Cytotoxicity of Eupatorium cannabinum L. ethanolic extract against colon cancer cells and interactions with Bisphenol A and Doxorubicin.

BACKGROUND

Eupatorium cannabinum L. has long been utilized in traditional medicine, however no information is available regarding cellular effects of full extracts. Here we assessed the effects of E. cannabinum ethanolic extract (EcEE) on the colon cancer line HT29. Potential interactions with bisphenol A (BPA) a synthetic phenolic compound to which humans are generally exposed and a commonly used chemotherapeutic agent, doxorubicin (DOX) were also evaluated.

METHODS

HT29 cells were exposed to different concentrations (0.5 to 50 μg/ml) of EcEE alone or in combination with BPA or DOX. Cell viability was analyzed through resazurin assay. Gene transcription levels for NCL, FOS, p21, AURKA and bcl-xl were determined through qRT-PCR. Cytological analysis included evaluation of nuclear and mitotic anomalies after DAPI staining, immunodetection of histone H3 lysine 9 acetylation (H3K9ac) and assessment of DNA damage by TUNEL assay.

RESULTS

Severe loss of HT29 cell viability was detected for 50 μg/ml EcEE immediately after 24 h exposure whereas the lower concentrations assayed (0.5, 5 and 25 μg/ml) resulted in significant viability decreases after 96 h. Exposure to 25 μg/ml EcEE for 48 h resulted in irreversible cell damage leading to a drastic decrease in cell viability after 72 h recovery in EcEE-free medium. 48 h 25 μg/ml EcEE treatment also induced alteration of colony morphology, H3K9 hyperacetylation, transcriptional up regulation of p21 and down regulation of NCL, FOS and AURKA, indicating reduced proliferation capacity.
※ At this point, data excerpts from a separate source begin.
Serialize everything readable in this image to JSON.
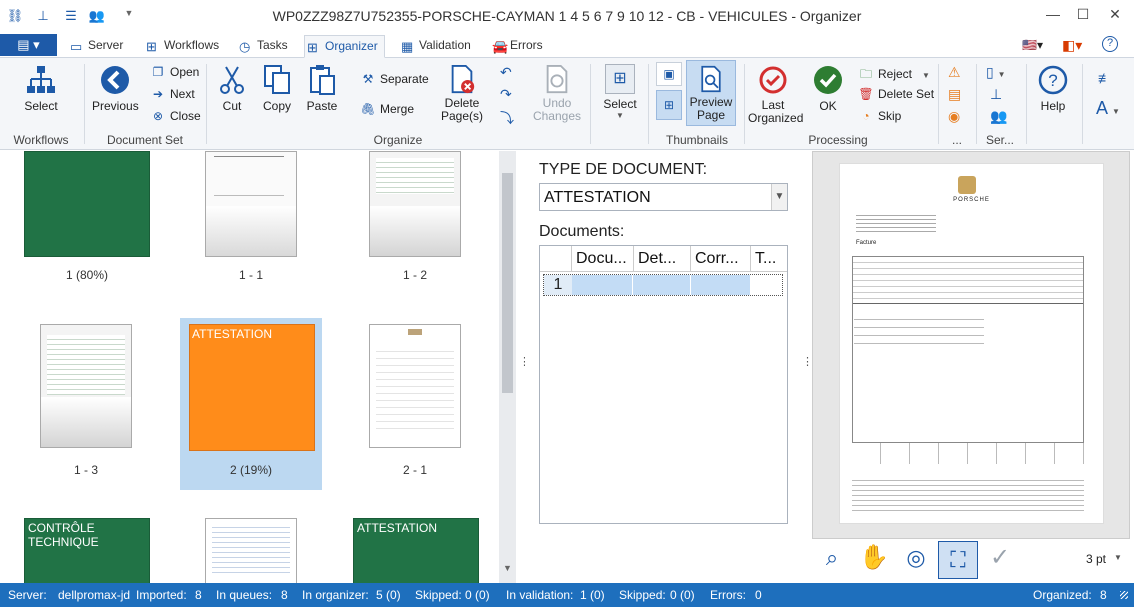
{
  "window": {
    "title": "WP0ZZZ98Z7U752355-PORSCHE-CAYMAN 1 4 5 6 7 9 10 12 - CB - VEHICULES - Organizer"
  },
  "menu": {
    "file_icon": "menu-icon"
  },
  "tabs": [
    {
      "label": "Server"
    },
    {
      "label": "Workflows"
    },
    {
      "label": "Tasks"
    },
    {
      "label": "Organizer"
    },
    {
      "label": "Validation"
    },
    {
      "label": "Errors"
    }
  ],
  "ribbon": {
    "workflows": {
      "select": "Select",
      "group": "Workflows"
    },
    "docset": {
      "previous": "Previous",
      "open": "Open",
      "next": "Next",
      "close": "Close",
      "group": "Document Set"
    },
    "organize": {
      "cut": "Cut",
      "copy": "Copy",
      "paste": "Paste",
      "separate": "Separate",
      "merge": "Merge",
      "delete_pages_1": "Delete",
      "delete_pages_2": "Page(s)",
      "undo_1": "Undo",
      "undo_2": "Changes",
      "group": "Organize"
    },
    "thumbnails": {
      "select": "Select",
      "preview_1": "Preview",
      "preview_2": "Page",
      "group": "Thumbnails"
    },
    "processing": {
      "last_1": "Last",
      "last_2": "Organized",
      "ok": "OK",
      "reject": "Reject",
      "delete_set": "Delete Set",
      "skip": "Skip",
      "group": "Processing"
    },
    "more": {
      "group1": "...",
      "group2": "Ser...",
      "help": "Help"
    }
  },
  "thumbs": [
    {
      "label": "1 (80%)",
      "caption": ""
    },
    {
      "label": "1 - 1",
      "caption": ""
    },
    {
      "label": "1 - 2",
      "caption": ""
    },
    {
      "label": "1 - 3",
      "caption": ""
    },
    {
      "label": "2 (19%)",
      "caption": "ATTESTATION"
    },
    {
      "label": "2 - 1",
      "caption": ""
    },
    {
      "label": "",
      "caption": "CONTRÔLE TECHNIQUE"
    },
    {
      "label": "",
      "caption": ""
    },
    {
      "label": "",
      "caption": "ATTESTATION"
    }
  ],
  "docpanel": {
    "type_label": "TYPE DE DOCUMENT:",
    "type_value": "ATTESTATION",
    "documents_label": "Documents:",
    "columns": [
      "Docu...",
      "Det...",
      "Corr...",
      "T..."
    ],
    "rows": [
      {
        "num": "1"
      }
    ]
  },
  "preview": {
    "brand": "PORSCHE",
    "doc_title": "Facture",
    "zoom": "3 pt"
  },
  "status": {
    "server_label": "Server:",
    "server_value": "dellpromax-jd",
    "imported_label": "Imported:",
    "imported_value": "8",
    "queues_label": "In queues:",
    "queues_value": "8",
    "organizer_label": "In organizer:",
    "organizer_value": "5 (0)",
    "skipped_label": "Skipped:",
    "skipped_value": "0 (0)",
    "validation_label": "In validation:",
    "validation_value": "1 (0)",
    "skipped2_label": "Skipped:",
    "skipped2_value": "0 (0)",
    "errors_label": "Errors:",
    "errors_value": "0",
    "organized_label": "Organized:",
    "organized_value": "8"
  },
  "colors": {
    "accent": "#1e5aa8",
    "status_bar": "#1e6fbd",
    "thumb_green": "#217346",
    "thumb_orange": "#ff8c1a",
    "selected_bg": "#bcd8f1"
  }
}
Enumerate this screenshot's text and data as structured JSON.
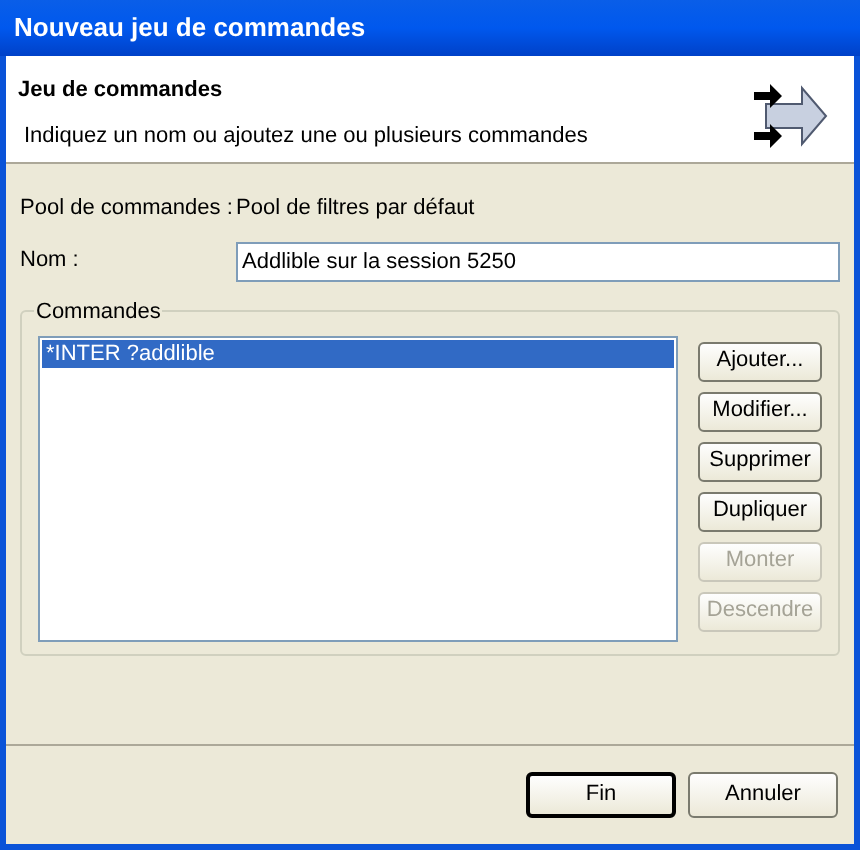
{
  "window": {
    "title": "Nouveau jeu de commandes"
  },
  "header": {
    "title": "Jeu de commandes",
    "description": "Indiquez un nom ou ajoutez une ou plusieurs commandes"
  },
  "pool": {
    "label": "Pool de commandes :",
    "value": "Pool de filtres par défaut"
  },
  "name": {
    "label": "Nom :",
    "value": "Addlible sur la session 5250"
  },
  "commands": {
    "title": "Commandes",
    "items": [
      {
        "text": "*INTER ?addlible",
        "selected": true
      }
    ],
    "buttons": [
      {
        "label": "Ajouter...",
        "disabled": false
      },
      {
        "label": "Modifier...",
        "disabled": false
      },
      {
        "label": "Supprimer",
        "disabled": false
      },
      {
        "label": "Dupliquer",
        "disabled": false
      },
      {
        "label": "Monter",
        "disabled": true
      },
      {
        "label": "Descendre",
        "disabled": true
      }
    ]
  },
  "footer_buttons": [
    {
      "label": "Fin",
      "default": true
    },
    {
      "label": "Annuler",
      "default": false
    }
  ]
}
This treatment also resulted in drastic mitotic and nuclear disruption accompanied by up-regulation of bcl-xl, limited TUNEL labeling and nuclear size increase, suggestive of a non-apoptocic cell death pathway. EcEE/BPA co-exposure increased mitotic anomalies particularly for the lowest EcEE concentration, although without major effects on viability. Conversely, EcEE/DOX co-exposure decreased cell viability in relation to DOX for all EcEE concentrations, without affecting the DOX-induced cell cycle arrest.

CONCLUSIONS

EcEE has cytotoxic activity on HT29 cancer cells leading to mitotic disruption and non-apoptotic cell death without severe induction of DNA damage. Interaction experiments showed that EcEE can increase BPA aneugenic effects and EcEE synergistic effects with DOX supporting a potential use as adjuvant in chemotherapeutic approaches.